The DSS container format supports only one audio codec: ADPCM IMA OKI. AAC and AC3 — the most common audio codecs in TS broadcast files — are incompatible with the DSS container, so a full re-encode is unavoidable regardless of the source codec. There is no stream-copy option for this conversion; FFmpeg must decode the source audio and then re-encode it entirely using the ADPCM IMA OKI codec.
No. The DSS format has a very limited and proprietary metadata structure designed for dictation context (such as author ID and recording date), not broadcast metadata. Program names, channel information, subtitle data, and timing metadata from the TS container are all lost during conversion. If preserving broadcast metadata matters, you should extract and save it separately before converting.
The FFmpeg command shown here extracts the default audio track selected by FFmpeg, which is typically the first audio stream. If your TS file contains multiple audio tracks — for example, a main language and an alternative language track — you can target a specific one by adding '-map 0:a:1' (for the second audio track) to the command before the output filename. TS files from broadcast sources commonly carry multiple audio streams, so this may be relevant for multi-language recordings.
On Linux or macOS, you can use a shell loop: 'for f in *.ts; do ffmpeg -i "$f" -vn -c:a adpcm_ima_oki "${f%.ts}.dss"; done'. On Windows Command Prompt, use: 'for %f in (*.ts) do ffmpeg -i "%f" -vn -c:a adpcm_ima_oki "%~nf.dss"'. This processes every TS file in the current directory and produces a corresponding DSS file with the same base name. Since DSS files are very small due to the low-bitrate codec, batch processing many recordings is practical even on modest hardware.

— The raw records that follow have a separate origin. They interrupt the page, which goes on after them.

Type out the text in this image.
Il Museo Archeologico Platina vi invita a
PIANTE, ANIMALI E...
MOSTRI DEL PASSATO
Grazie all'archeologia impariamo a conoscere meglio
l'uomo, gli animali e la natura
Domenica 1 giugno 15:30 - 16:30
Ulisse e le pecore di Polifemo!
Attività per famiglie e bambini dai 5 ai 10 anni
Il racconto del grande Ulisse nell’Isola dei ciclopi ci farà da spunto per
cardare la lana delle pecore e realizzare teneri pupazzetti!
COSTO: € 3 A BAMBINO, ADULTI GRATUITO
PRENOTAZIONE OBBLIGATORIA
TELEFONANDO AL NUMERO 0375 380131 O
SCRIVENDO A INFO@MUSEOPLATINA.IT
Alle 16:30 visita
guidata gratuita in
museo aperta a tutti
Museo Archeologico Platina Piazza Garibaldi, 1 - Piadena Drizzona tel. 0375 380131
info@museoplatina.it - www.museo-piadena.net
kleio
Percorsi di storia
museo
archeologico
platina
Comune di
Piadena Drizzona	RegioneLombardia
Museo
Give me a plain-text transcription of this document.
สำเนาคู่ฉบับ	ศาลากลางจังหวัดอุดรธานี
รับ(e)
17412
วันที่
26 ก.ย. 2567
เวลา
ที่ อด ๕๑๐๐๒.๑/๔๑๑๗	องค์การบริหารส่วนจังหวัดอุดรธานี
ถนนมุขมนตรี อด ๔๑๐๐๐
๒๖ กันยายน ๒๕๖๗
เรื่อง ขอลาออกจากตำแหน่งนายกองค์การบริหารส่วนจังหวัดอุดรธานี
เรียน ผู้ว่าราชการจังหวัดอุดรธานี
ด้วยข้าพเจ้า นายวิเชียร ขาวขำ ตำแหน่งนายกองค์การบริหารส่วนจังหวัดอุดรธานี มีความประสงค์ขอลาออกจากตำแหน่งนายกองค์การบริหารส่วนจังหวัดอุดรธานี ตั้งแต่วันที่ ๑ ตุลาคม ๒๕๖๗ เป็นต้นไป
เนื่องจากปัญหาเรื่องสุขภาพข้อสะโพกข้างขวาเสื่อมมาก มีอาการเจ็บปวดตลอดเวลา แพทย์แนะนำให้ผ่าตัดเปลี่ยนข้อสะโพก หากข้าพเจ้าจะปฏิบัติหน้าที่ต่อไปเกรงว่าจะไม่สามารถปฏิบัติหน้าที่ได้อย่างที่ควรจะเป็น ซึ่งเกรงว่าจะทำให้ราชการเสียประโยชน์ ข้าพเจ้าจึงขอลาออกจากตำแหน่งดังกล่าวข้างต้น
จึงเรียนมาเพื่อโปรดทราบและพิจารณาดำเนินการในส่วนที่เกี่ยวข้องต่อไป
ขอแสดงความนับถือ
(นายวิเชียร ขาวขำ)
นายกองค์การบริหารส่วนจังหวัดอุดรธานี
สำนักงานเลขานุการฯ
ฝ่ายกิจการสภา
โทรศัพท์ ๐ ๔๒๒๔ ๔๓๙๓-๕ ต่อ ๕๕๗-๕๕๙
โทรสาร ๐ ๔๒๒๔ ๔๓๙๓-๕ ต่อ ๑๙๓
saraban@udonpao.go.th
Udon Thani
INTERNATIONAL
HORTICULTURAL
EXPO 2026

The DSS format and its ADPCM IMA OKI codec have very constrained parameters — they operate at a fixed low sample rate (typically 8000 Hz) suited for telephony-grade speech, and there are no standard bitrate adjustment options exposed through FFmpeg for this codec. Unlike converting to MP3 or AAC where you can choose 128k or 320k, DSS output quality is essentially fixed by the codec specification. This is by design, as DSS was built for consistent playback on dedicated dictation hardware rather than variable-quality audio applications.

Technical Notes

The DSS (Digital Speech Standard) format is a proprietary container developed jointly by Olympus, Philips, and Grundig and is almost exclusively encountered in professional dictation workflows. Its only supported codec in FFmpeg is adpcm_ima_oki, a variant of Adaptive Differential Pulse-Code Modulation developed by OKI Semiconductor, operating at a fixed 8000 Hz sample rate — the same bandwidth as a telephone call. Because TS files from broadcast or streaming sources typically carry audio at 48000 Hz (AAC or AC3), the conversion involves a substantial downsample in addition to the lossy ADPCM encoding, which is why the quality loss is more severe than typical audio format conversions. The '-vn' flag is essential here: TS files always carry video streams, and without explicitly suppressing video, FFmpeg would attempt to encode video into the DSS container, which it cannot support, causing the command to fail. The DSS format does not support multiple audio tracks, subtitles, or chapters, all of which may be present in the source TS file and will be silently dropped. FFmpeg's support for writing DSS files is limited and may behave differently across FFmpeg versions; the adpcm_ima_oki encoder is considered a niche codec path, so testing output compatibility with your target dictation software or device is recommended.